Red Deer Public Schools has submitted its Three Year Capital Plan for 2020-2023 that has been updated in order to address growing concerns surrounding Hunting Hills High School, namely the roof, mechanical and electrical issues.
An addition to the school is also being sought to create room to accommodate an additional 200 students. Hunting Hills is currently operating at 98 percent capacity (1478 students) and officials are expecting that to grow by another 173 students by 2023.
The total cost of a modernization of Hunting Hills High School would be around $7 million.
When the board was approached with the concerns surrounding the building they initially thought it could be handled it through Infrastructure Maintenance and Renewal (IMR) funds, but it was quickly discovered that the repairs would cost much more than they could afford.

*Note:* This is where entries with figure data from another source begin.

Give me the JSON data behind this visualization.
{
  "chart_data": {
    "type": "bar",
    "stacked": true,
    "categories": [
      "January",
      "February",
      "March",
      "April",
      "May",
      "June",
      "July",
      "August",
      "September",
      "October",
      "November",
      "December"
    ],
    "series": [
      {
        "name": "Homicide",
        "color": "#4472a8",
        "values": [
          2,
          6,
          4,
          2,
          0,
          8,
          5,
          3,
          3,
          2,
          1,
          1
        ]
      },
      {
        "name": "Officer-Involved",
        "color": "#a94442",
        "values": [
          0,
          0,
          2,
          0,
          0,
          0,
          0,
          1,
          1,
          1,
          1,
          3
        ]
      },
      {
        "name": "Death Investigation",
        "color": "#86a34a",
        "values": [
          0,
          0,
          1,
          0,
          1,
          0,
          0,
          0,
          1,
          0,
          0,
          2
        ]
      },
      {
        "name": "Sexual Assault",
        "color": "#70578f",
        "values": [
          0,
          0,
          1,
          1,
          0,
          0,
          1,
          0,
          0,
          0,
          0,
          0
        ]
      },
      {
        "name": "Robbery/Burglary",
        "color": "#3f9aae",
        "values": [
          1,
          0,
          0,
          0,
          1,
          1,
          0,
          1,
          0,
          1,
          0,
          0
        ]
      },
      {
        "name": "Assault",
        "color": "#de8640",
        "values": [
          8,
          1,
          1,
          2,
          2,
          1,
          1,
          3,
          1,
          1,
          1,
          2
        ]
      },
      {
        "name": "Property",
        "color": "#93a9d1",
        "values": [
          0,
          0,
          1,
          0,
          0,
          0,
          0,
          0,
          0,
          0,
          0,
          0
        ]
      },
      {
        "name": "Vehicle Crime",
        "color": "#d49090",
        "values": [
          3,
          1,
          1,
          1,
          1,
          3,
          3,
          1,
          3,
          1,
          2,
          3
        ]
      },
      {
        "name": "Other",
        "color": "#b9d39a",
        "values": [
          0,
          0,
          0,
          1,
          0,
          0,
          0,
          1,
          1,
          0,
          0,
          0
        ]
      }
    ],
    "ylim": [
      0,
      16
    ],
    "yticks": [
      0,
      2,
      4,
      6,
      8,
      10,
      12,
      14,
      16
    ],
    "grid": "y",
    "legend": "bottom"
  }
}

“Some of us were around when that building opened and it’s hard to believe it’s almost 25 years old, but it is and there are some issues around the roof and it’s going to be more than we can afford with our IMR funds so that is the number one thing on our plan and I think that is the biggest change,” explains Board Chair Bev Manning.
“We assess our building on a regular basis and make sure we have a that information at our finger tips so when it comes time to submit the capital plan we not only have current data but historical data on what’s gone on.”
The updated capital plan also calls for a new grade 6-8 middle school in northeast Red Deer, and modernizations to Gateway Christian School, Fairview Elementary School and Glendale School. It also requests a new grade 9-12 high school on the north end of Red Deer.
The district says many its middle schools in Red Deer are currently operating at or over capacity, and that a new middle school would help relieve the pressure.
The Board also predicts that over the next 5-10 years its two high schools could experience the same problems with capacity, which is why a new high school for the north end was also included in the plan’s wish list.
Although the Board recognizes the urgency for these projects, they aren’t optimistic that they will get what they are asking for.
“We haven’t been very optimistic that we are going to see much money at any point in the near future,” explains Manning. “Things are pretty tight in the province and we understand that, which is why we make a consistent effort to keep our buildings as in good repair as we possibly can but sometimes it’s out of our control. Even if it gets approved it could be another three years before we see any of these changes.”
Manning says the board recognizes that these are all urgent projects and the need for them will increase significantly as the community grows over the next few years.